Question

7) A stone of 1 kg is thrown with a velocity of 20 m/s across the frozen
surface of a lake and comes to rest after travelling a distance of 50m. What
is the force of friction between the stone and the ice?​

Answer 1

Given:-

• Mass of Stone = 1kg

• Initial Velocity of Stone = 20m/s

• Final Velocity = 0m/s

• Distance Travelled = 50m.

To Find:-

• Force acting between stone and the Ice.

Formulae used:-

• v² - u² = 2as

• F = ma

Where,

• v = Final Velocity
• u = Initial Velocity
• a = Acceleration
• S = Distance
• F = Force
• m = Mass

Now,

First we have to find Acceleration

→ v² - u² = 2as

→ (0)² - (20)² = 2 × a × 50

→ -400 = 2 × a × 50.

→ -400 = 100a.

→ a = -400/100

→ a = -4m/s²

Hence, The Retardation of stone is -4m/s²

Therefore,

→ F = ma

→ F = 1 × -4

→ F = -4N.

Hence, The force of friction between stone and ice is -4N

Answer 2

Question:

A stone of 1 kg is thrown with a velocity of 20m/s across the frozen surface of lake and comes to rest after travelling a distance of 50m.
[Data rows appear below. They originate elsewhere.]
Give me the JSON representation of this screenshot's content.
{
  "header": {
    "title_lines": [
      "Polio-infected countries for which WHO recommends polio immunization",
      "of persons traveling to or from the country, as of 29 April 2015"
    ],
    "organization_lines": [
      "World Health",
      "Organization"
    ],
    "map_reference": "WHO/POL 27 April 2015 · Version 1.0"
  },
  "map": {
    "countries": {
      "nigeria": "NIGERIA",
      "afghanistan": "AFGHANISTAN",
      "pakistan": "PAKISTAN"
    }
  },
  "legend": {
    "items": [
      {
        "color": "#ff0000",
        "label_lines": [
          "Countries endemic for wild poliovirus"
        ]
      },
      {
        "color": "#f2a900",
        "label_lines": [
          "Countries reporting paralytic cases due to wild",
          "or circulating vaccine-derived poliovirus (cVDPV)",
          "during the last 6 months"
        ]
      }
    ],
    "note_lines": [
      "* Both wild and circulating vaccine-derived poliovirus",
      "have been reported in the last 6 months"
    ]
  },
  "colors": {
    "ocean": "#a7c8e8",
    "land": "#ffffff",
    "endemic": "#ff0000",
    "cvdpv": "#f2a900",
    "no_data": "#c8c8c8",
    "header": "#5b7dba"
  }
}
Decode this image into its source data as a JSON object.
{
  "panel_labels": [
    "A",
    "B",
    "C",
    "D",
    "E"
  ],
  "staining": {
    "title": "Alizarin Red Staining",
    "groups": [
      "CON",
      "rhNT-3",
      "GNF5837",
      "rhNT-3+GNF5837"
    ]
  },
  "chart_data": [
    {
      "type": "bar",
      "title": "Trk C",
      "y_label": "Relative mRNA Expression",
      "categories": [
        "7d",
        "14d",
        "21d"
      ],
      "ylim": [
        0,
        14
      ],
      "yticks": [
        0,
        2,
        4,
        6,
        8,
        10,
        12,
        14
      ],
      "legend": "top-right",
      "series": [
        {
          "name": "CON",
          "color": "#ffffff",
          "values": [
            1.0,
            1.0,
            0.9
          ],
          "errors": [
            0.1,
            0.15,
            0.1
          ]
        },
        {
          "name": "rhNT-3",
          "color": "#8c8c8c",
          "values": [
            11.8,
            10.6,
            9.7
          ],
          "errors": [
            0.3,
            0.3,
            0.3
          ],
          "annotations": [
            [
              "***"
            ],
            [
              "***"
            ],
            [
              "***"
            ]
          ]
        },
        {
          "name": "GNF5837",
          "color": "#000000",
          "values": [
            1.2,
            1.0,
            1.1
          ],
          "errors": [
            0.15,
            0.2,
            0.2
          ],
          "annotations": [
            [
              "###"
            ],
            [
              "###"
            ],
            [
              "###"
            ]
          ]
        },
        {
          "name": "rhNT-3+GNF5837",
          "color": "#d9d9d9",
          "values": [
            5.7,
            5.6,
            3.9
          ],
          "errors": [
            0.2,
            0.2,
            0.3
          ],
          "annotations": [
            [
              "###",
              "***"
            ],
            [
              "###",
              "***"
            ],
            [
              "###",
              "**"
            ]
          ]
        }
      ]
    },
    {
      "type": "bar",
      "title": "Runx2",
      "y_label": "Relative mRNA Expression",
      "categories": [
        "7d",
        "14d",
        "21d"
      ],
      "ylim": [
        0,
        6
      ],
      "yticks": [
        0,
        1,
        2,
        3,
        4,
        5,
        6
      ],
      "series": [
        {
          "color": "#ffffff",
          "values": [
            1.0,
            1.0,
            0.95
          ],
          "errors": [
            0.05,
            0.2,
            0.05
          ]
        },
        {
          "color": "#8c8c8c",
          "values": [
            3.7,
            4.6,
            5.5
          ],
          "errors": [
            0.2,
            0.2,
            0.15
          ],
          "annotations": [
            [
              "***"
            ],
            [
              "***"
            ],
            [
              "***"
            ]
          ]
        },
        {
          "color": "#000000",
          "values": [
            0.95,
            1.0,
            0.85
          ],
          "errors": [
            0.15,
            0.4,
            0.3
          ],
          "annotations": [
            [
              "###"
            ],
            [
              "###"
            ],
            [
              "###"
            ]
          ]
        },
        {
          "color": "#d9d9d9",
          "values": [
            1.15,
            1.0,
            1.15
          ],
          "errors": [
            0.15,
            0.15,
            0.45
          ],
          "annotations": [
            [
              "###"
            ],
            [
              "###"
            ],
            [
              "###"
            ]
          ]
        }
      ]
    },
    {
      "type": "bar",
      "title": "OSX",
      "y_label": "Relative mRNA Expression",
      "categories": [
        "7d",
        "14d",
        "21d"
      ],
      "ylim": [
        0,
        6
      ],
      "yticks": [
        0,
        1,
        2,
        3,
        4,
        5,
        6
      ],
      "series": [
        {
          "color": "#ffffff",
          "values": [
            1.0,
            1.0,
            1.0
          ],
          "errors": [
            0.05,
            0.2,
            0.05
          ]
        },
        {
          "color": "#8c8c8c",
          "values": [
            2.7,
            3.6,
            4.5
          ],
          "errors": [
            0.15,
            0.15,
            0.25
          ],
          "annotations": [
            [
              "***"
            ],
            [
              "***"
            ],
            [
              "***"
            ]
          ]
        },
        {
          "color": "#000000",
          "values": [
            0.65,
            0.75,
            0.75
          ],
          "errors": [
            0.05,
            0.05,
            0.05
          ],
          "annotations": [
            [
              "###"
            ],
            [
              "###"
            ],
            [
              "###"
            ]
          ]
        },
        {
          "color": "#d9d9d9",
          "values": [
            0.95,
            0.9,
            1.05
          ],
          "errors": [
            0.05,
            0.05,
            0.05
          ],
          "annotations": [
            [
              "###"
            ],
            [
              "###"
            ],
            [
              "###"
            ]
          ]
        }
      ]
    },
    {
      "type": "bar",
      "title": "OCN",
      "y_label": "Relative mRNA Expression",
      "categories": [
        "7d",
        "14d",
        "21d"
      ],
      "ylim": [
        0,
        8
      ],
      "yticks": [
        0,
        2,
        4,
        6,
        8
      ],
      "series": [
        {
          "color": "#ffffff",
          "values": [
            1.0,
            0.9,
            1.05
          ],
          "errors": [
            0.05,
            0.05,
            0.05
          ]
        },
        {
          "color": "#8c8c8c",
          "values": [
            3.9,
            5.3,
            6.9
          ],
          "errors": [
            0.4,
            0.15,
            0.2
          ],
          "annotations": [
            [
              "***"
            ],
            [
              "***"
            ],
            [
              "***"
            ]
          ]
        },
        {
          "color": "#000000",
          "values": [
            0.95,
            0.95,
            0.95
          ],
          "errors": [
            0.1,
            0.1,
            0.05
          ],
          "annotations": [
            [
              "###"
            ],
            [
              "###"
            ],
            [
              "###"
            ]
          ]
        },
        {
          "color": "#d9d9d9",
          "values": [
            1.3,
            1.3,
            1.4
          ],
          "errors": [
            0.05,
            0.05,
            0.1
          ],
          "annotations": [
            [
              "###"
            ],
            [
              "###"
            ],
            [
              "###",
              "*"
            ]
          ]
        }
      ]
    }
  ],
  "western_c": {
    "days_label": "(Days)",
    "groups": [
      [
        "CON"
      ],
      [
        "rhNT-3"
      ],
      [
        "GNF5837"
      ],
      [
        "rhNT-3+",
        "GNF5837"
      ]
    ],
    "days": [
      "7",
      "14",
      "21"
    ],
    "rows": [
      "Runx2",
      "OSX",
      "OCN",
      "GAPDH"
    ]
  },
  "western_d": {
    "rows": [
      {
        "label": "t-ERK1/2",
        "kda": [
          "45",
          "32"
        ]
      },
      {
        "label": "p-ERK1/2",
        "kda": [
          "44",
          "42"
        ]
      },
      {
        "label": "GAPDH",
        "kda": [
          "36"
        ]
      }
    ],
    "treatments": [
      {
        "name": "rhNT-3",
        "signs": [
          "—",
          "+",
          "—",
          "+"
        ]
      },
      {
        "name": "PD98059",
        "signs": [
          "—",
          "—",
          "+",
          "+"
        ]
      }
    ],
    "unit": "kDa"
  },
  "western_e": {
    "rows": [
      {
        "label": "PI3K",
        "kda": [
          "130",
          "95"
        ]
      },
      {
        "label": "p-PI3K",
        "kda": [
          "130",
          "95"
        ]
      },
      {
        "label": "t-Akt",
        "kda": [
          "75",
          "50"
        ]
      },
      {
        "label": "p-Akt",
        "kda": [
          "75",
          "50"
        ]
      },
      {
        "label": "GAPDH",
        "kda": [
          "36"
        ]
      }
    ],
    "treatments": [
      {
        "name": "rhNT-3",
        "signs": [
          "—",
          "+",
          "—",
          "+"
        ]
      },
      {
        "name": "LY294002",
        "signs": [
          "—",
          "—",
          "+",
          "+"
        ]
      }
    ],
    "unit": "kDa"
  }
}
What is the force of friction of friction between the stone and the ice?

Given that:

u (Initial velocity)= 20m/s

v (Final velocity) = 0m/s

s (Distance covered) = 50m.

We need to find acceleration first using third equation of motion,

$v {}^{2} - u {}^{2} = 2 \times a \times s$

Since, v^2 = 0

➝ – 400 = 2 × a × s

➝ 400 = 2 × a × 50

➝ a = – 400/100 = – 4m/s

Hence, acceleration = – 4m/s

${F_net}$ = m × a

= 1 × (–4)

= – 4N (opposing force)

Suppose the object is moving in the right direction then here minus sign indicates that the force of the object is in the opposite side of the motion of that object.

Therefore, force of friction between the stone and the ice is – 4N.